Selva(Arun Vijay) runs a call-taxi service and is on the verge of landing a big contract with a software firm. That gives him the confidence to ask for his girlfriend Priya’s(Mamta Mohandas) hand. When one of the women working at the software firm talks to him about her husband who has been kidnapped for defaulting on his loan, Selva tries to get him back. That brings him face to face with Maha(Maha) and his brother Kumar(Vamsi Krishna), the rowdies who rule the area and are behind the kidnapping.
Like most masala movies, Thadaiyara Thaakka uses romance and comedy as fillers until it gets to the meat of the story. With Arun and Mamta already in love when the film starts, the film makes their romance quite naughty without seeming vulgar. The comedy is sparse but maybe because of that, the scenes with Arun’s friends(like the one where they comment on the food Mamta has prepared) are quite funny. Mamta pretty much disappears in the second half(she doesn’t even have to make the usual appearance in duets since the film has only 1 duet in the first half) while the friends’ involvement becomes more serious.
When Arun Vijay meets Maha’s gang to negotiate the woman’s husband’s freedom, the storyline seems poised to follow the familiar hero vs rowdies route. But the twist regarding one of the bad guys takes the story in a different direction as Arun Vijay, instead of routinely standing up to the rowdies, is forced to go on the run and try to mediate with them.

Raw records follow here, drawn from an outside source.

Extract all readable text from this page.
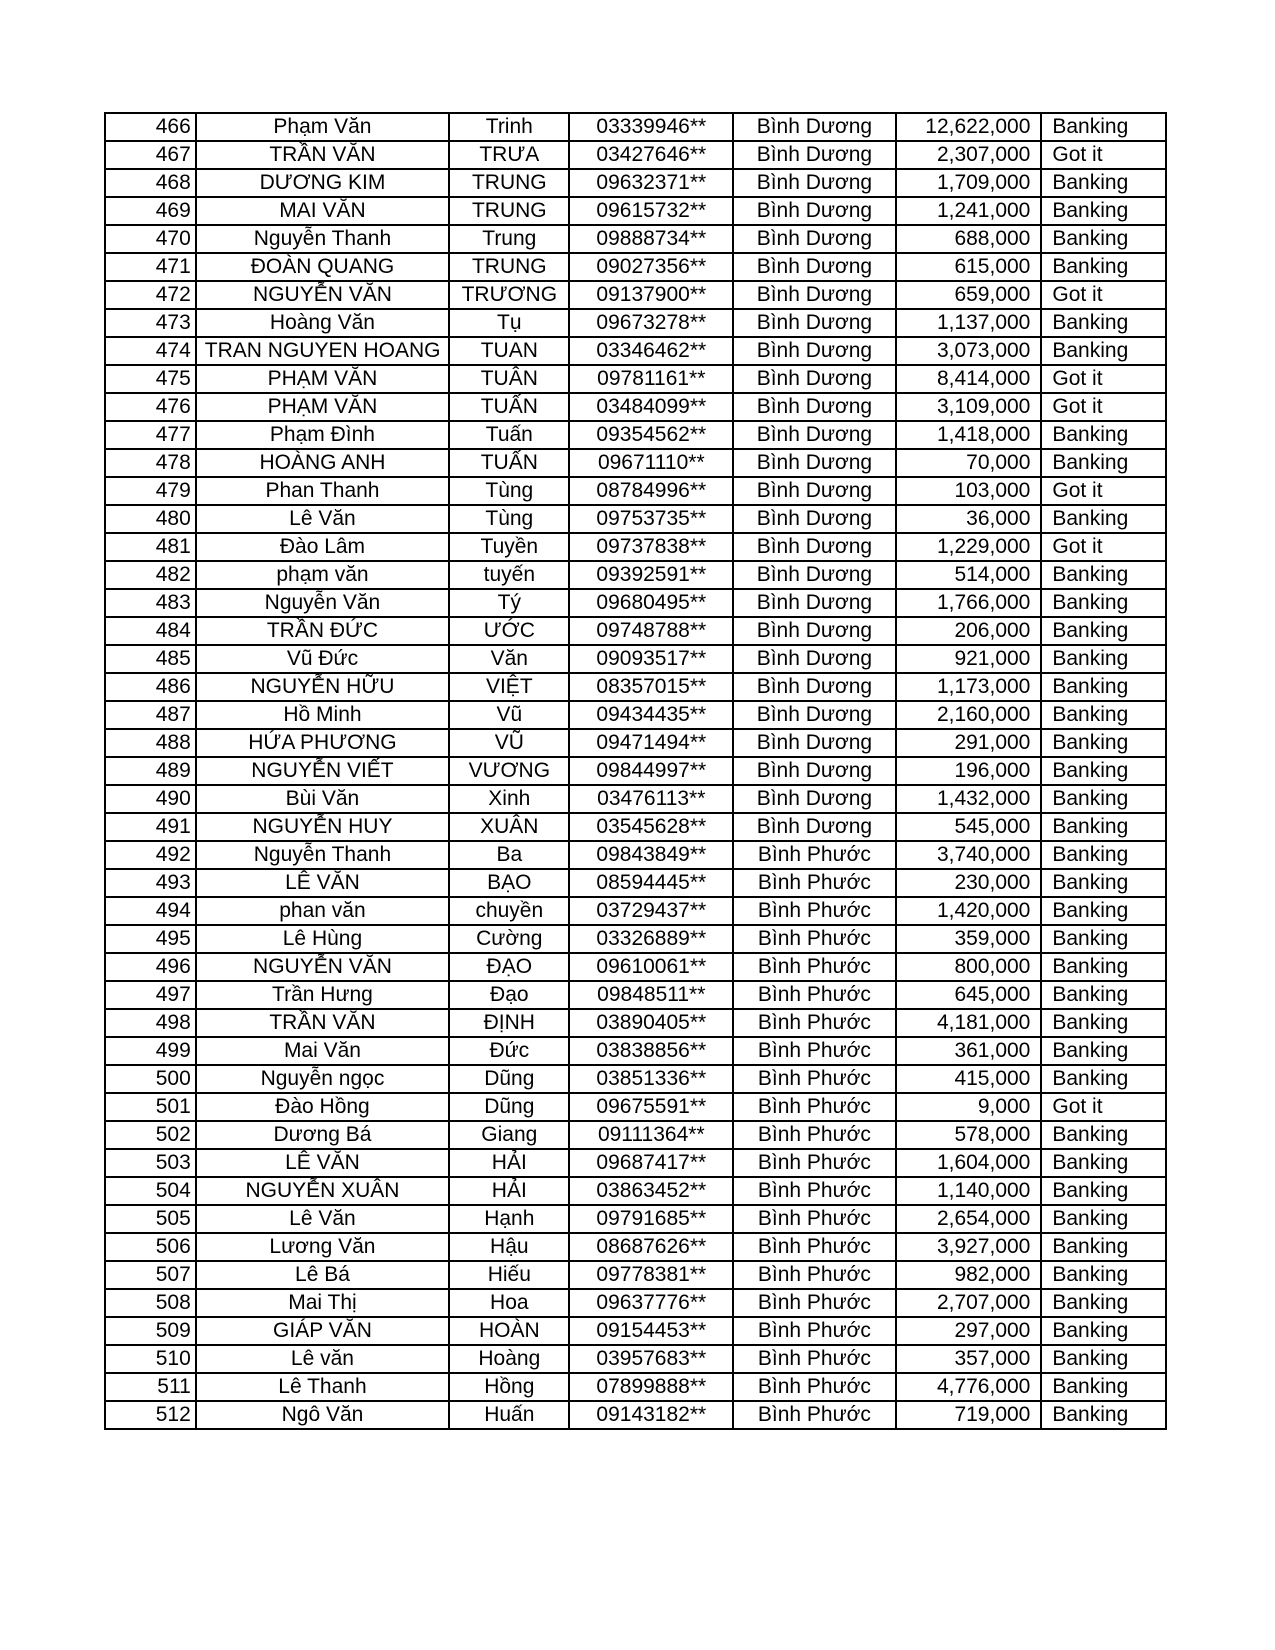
466	Phạm Văn	Trinh	03339946**	Bình Dương	12,622,000	Banking
467	TRẦN VĂN	TRƯA	03427646**	Bình Dương	2,307,000	Got it
468	DƯƠNG KIM	TRUNG	09632371**	Bình Dương	1,709,000	Banking
469	MAI VĂN	TRUNG	09615732**	Bình Dương	1,241,000	Banking
470	Nguyễn Thanh	Trung	09888734**	Bình Dương	688,000	Banking
471	ĐOÀN QUANG	TRUNG	09027356**	Bình Dương	615,000	Banking
472	NGUYỄN VĂN	TRƯƠNG	09137900**	Bình Dương	659,000	Got it
473	Hoàng Văn	Tụ	09673278**	Bình Dương	1,137,000	Banking
474	TRAN NGUYEN HOANG	TUAN	03346462**	Bình Dương	3,073,000	Banking
475	PHẠM VĂN	TUÂN	09781161**	Bình Dương	8,414,000	Got it
476	PHẠM VĂN	TUẤN	03484099**	Bình Dương	3,109,000	Got it
477	Phạm Đình	Tuấn	09354562**	Bình Dương	1,418,000	Banking
478	HOÀNG ANH	TUẤN	09671110**	Bình Dương	70,000	Banking
479	Phan Thanh	Tùng	08784996**	Bình Dương	103,000	Got it
480	Lê Văn	Tùng	09753735**	Bình Dương	36,000	Banking
481	Đào Lâm	Tuyền	09737838**	Bình Dương	1,229,000	Got it
482	phạm văn	tuyến	09392591**	Bình Dương	514,000	Banking
483	Nguyễn Văn	Tý	09680495**	Bình Dương	1,766,000	Banking
484	TRẦN ĐỨC	ƯỚC	09748788**	Bình Dương	206,000	Banking
485	Vũ Đức	Văn	09093517**	Bình Dương	921,000	Banking
486	NGUYỄN HỮU	VIỆT	08357015**	Bình Dương	1,173,000	Banking
487	Hồ Minh	Vũ	09434435**	Bình Dương	2,160,000	Banking
488	HỨA PHƯƠNG	VŨ	09471494**	Bình Dương	291,000	Banking
489	NGUYỄN VIẾT	VƯƠNG	09844997**	Bình Dương	196,000	Banking
490	Bùi Văn	Xinh	03476113**	Bình Dương	1,432,000	Banking
491	NGUYỄN HUY	XUÂN	03545628**	Bình Dương	545,000	Banking
492	Nguyễn Thanh	Ba	09843849**	Bình Phước	3,740,000	Banking
493	LÊ VĂN	BẠO	08594445**	Bình Phước	230,000	Banking
494	phan văn	chuyền	03729437**	Bình Phước	1,420,000	Banking
495	Lê Hùng	Cường	03326889**	Bình Phước	359,000	Banking
496	NGUYỄN VĂN	ĐẠO	09610061**	Bình Phước	800,000	Banking
497	Trần Hưng	Đạo	09848511**	Bình Phước	645,000	Banking
498	TRẦN VĂN	ĐỊNH	03890405**	Bình Phước	4,181,000	Banking
499	Mai Văn	Đức	03838856**	Bình Phước	361,000	Banking
500	Nguyễn ngọc	Dũng	03851336**	Bình Phước	415,000	Banking
501	Đào Hồng	Dũng	09675591**	Bình Phước	9,000	Got it
502	Dương Bá	Giang	09111364**	Bình Phước	578,000	Banking
503	LÊ VĂN	HẢI	09687417**	Bình Phước	1,604,000	Banking
504	NGUYỄN XUÂN	HẢI	03863452**	Bình Phước	1,140,000	Banking
505	Lê Văn	Hạnh	09791685**	Bình Phước	2,654,000	Banking
506	Lương Văn	Hậu	08687626**	Bình Phước	3,927,000	Banking
507	Lê Bá	Hiếu	09778381**	Bình Phước	982,000	Banking
508	Mai Thị	Hoa	09637776**	Bình Phước	2,707,000	Banking
509	GIÁP VĂN	HOÀN	09154453**	Bình Phước	297,000	Banking
510	Lê văn	Hoàng	03957683**	Bình Phước	357,000	Banking
511	Lê Thanh	Hồng	07899888**	Bình Phước	4,776,000	Banking
512	Ngô Văn	Huấn	09143182**	Bình Phước	719,000	Banking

The twist also adds a layer of suspense to the proceedings as it introduces a mystery and keeps us guessing about whether Arun is telling the whole truth.

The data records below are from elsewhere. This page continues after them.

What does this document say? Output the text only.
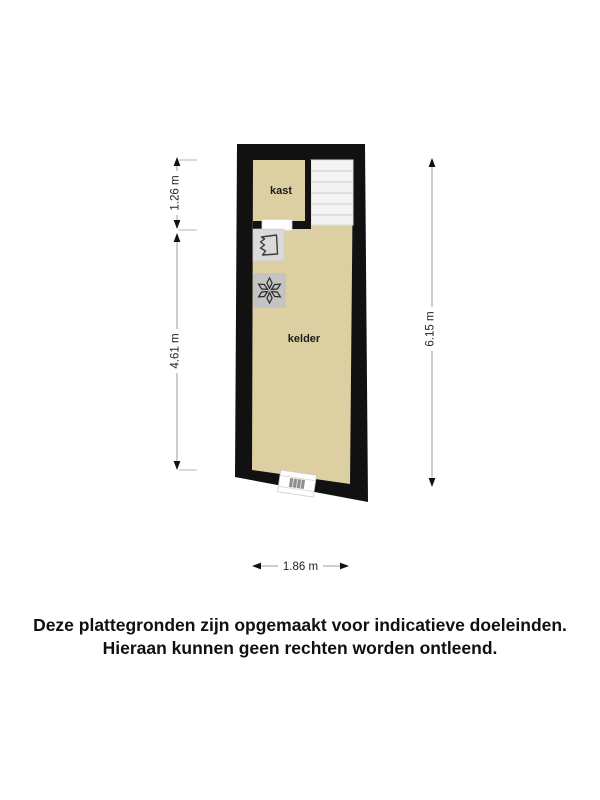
kast
kelder
1.26 m
4.61 m
6.15 m
1.86 m
Deze plattegronden zijn opgemaakt voor indicatieve doeleinden.
Hieraan kunnen geen rechten worden ontleend.
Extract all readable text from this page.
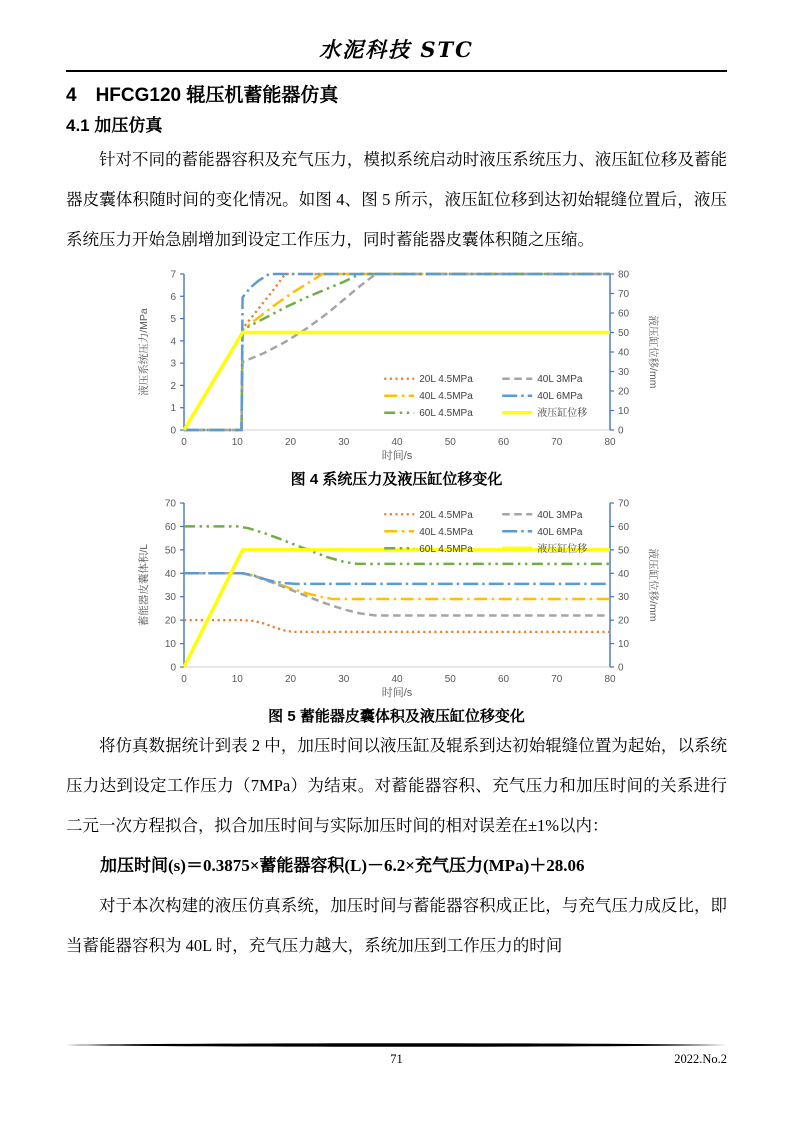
水泥科技 STC
4　HFCG120 辊压机蓄能器仿真
4.1 加压仿真

针对不同的蓄能器容积及充气压力，模拟系统启动时液压系统压力、液压缸位移及蓄能器皮囊体积随时间的变化情况。如图 4、图 5 所示，液压缸位移到达初始辊缝位置后，液压系统压力开始急剧增加到设定工作压力，同时蓄能器皮囊体积随之压缩。

0
1
2
3
4
5
6
7
0
10
20
30
40
50
60
70
80
0	10	20	30	40	50	60	70	80
时间/s
液压系统压力/MPa	液压缸位移/mm
20L 4.5MPa
40L 4.5MPa
60L 4.5MPa
40L 3MPa
40L 6MPa
液压缸位移
图 4 系统压力及液压缸位移变化
0
10
20
30
40
50
60
70
0
10
20
30
40
50
60
70
0	10	20	30	40	50	60	70	80
时间/s
蓄能器皮囊体积/L	液压缸位移/mm
20L 4.5MPa
40L 4.5MPa
60L 4.5MPa
40L 3MPa
40L 6MPa
液压缸位移
图 5 蓄能器皮囊体积及液压缸位移变化

将仿真数据统计到表 2 中，加压时间以液压缸及辊系到达初始辊缝位置为起始，以系统压力达到设定工作压力（7MPa）为结束。对蓄能器容积、充气压力和加压时间的关系进行二元一次方程拟合，拟合加压时间与实际加压时间的相对误差在±1%以内：

加压时间(s)＝0.3875×蓄能器容积(L)－6.2×充气压力(MPa)＋28.06

对于本次构建的液压仿真系统，加压时间与蓄能器容积成正比，与充气压力成反比，即当蓄能器容积为 40L 时，充气压力越大，系统加压到工作压力的时间

71	2022.No.2
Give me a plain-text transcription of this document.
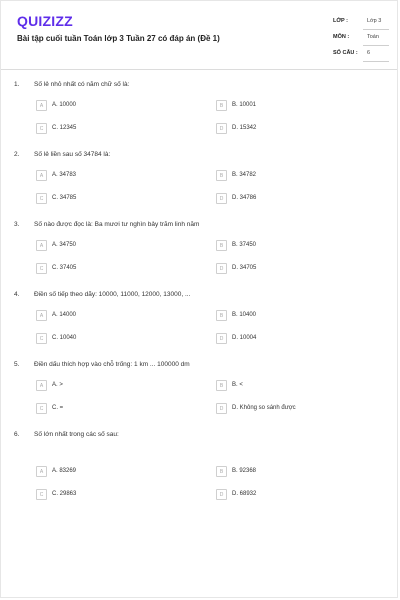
QUIZIZZ
Bài tập cuối tuần Toán lớp 3 Tuần 27 có đáp án (Đề 1)
LỚP :	Lớp 3
MÔN :	Toán
SỐ CÂU : 6
1. Số lẻ nhỏ nhất có năm chữ số là:
A	A. 10000	B	B. 10001
C	C. 12345	D	D. 15342
2. Số lẻ liền sau số 34784 là:
A	A. 34783	B	B. 34782
C	C. 34785	D	D. 34786
3. Số nào được đọc là: Ba mươi tư nghìn bảy trăm linh năm
A	A. 34750	B	B. 37450
C	C. 37405	D	D. 34705
4. Điền số tiếp theo dãy: 10000, 11000, 12000, 13000, ...
A	A. 14000	B	B. 10400
C	C. 10040	D	D. 10004
5. Điền dấu thích hợp vào chỗ trống: 1 km ... 100000 dm
A	A. >	B	B. <
C	C. =	D	D. Không so sánh được
6. Số lớn nhất trong các số sau:
A	A. 83269	B	B. 92368
C	C. 29863	D	D. 68932
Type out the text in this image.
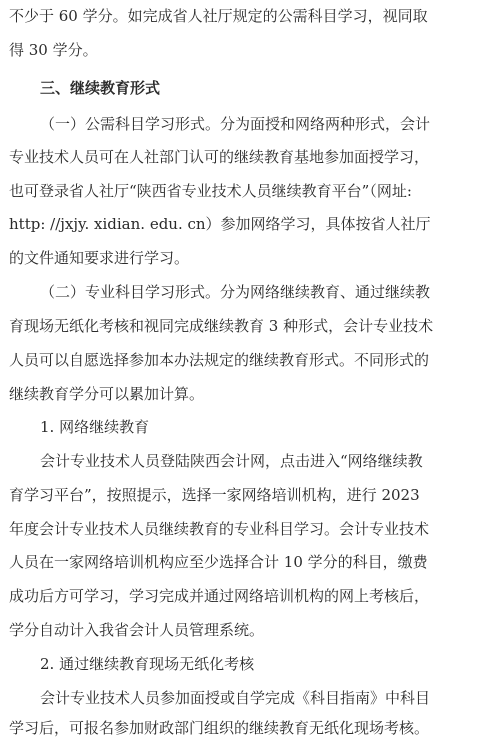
不少于 60 学分。如完成省人社厅规定的公需科目学习，视同取
得 30 学分。
三、继续教育形式
（一）公需科目学习形式。分为面授和网络两种形式，会计
专业技术人员可在人社部门认可的继续教育基地参加面授学习，
也可登录省人社厅“陕西省专业技术人员继续教育平台”（网址:
http: //jxjy. xidian. edu. cn）参加网络学习，具体按省人社厅
的文件通知要求进行学习。
（二）专业科目学习形式。分为网络继续教育、通过继续教
育现场无纸化考核和视同完成继续教育 3 种形式，会计专业技术
人员可以自愿选择参加本办法规定的继续教育形式。不同形式的
继续教育学分可以累加计算。
1. 网络继续教育
会计专业技术人员登陆陕西会计网，点击进入“网络继续教
育学习平台”，按照提示，选择一家网络培训机构，进行 2023
年度会计专业技术人员继续教育的专业科目学习。会计专业技术
人员在一家网络培训机构应至少选择合计 10 学分的科目，缴费
成功后方可学习，学习完成并通过网络培训机构的网上考核后，
学分自动计入我省会计人员管理系统。
2. 通过继续教育现场无纸化考核
会计专业技术人员参加面授或自学完成《科目指南》中科目
学习后，可报名参加财政部门组织的继续教育无纸化现场考核。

The bad guys in our movies are usually caricatures who issue weak warnings to the hero and end up serving as punching bags to him. While Thadaiyara Thaakka doesn’t rise to Mouna Guru’s level in giving us smart, realistic villains, it does focus more on them more than the average masala film. This makes us understand the dynamics among the villains, leading to its own small surprises and showing us that their motivations are not always straightforward. The glimpses we get of the bad guys initially tells us that we are in for a grim film and the film doesn’t go back on that promise either. The violence is harsh and brutal, right upto the end the bad guys meet.

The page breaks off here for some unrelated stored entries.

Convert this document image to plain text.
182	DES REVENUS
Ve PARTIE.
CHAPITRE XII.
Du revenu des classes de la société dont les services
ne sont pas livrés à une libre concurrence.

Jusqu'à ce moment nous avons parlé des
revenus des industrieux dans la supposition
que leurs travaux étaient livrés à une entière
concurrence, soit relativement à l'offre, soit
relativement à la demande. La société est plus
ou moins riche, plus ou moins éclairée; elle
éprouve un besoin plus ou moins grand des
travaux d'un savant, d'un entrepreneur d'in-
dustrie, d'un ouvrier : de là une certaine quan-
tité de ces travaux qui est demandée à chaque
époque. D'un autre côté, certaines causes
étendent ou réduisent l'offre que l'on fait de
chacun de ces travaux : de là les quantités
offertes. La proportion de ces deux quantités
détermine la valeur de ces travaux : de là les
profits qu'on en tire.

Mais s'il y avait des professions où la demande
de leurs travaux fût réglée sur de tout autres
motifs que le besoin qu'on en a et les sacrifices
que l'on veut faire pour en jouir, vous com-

But the differences the film introduces in the storyline eventually prove to be its undoing. The key mystery is solved in a rather unbelievable manner. And as the story winds down, things get a bit muddled and there are too many contrivances to bring about the desired ending.
Arun Vijay does action well as always and takes a laidback approach in the romance scenes. Mamta is tall and pretty and the two share good chemistry. Maha and Vamsi Krishna make convincing rowdies and are able to convey menace without being loud. There are only two songs, one of which is still an item number.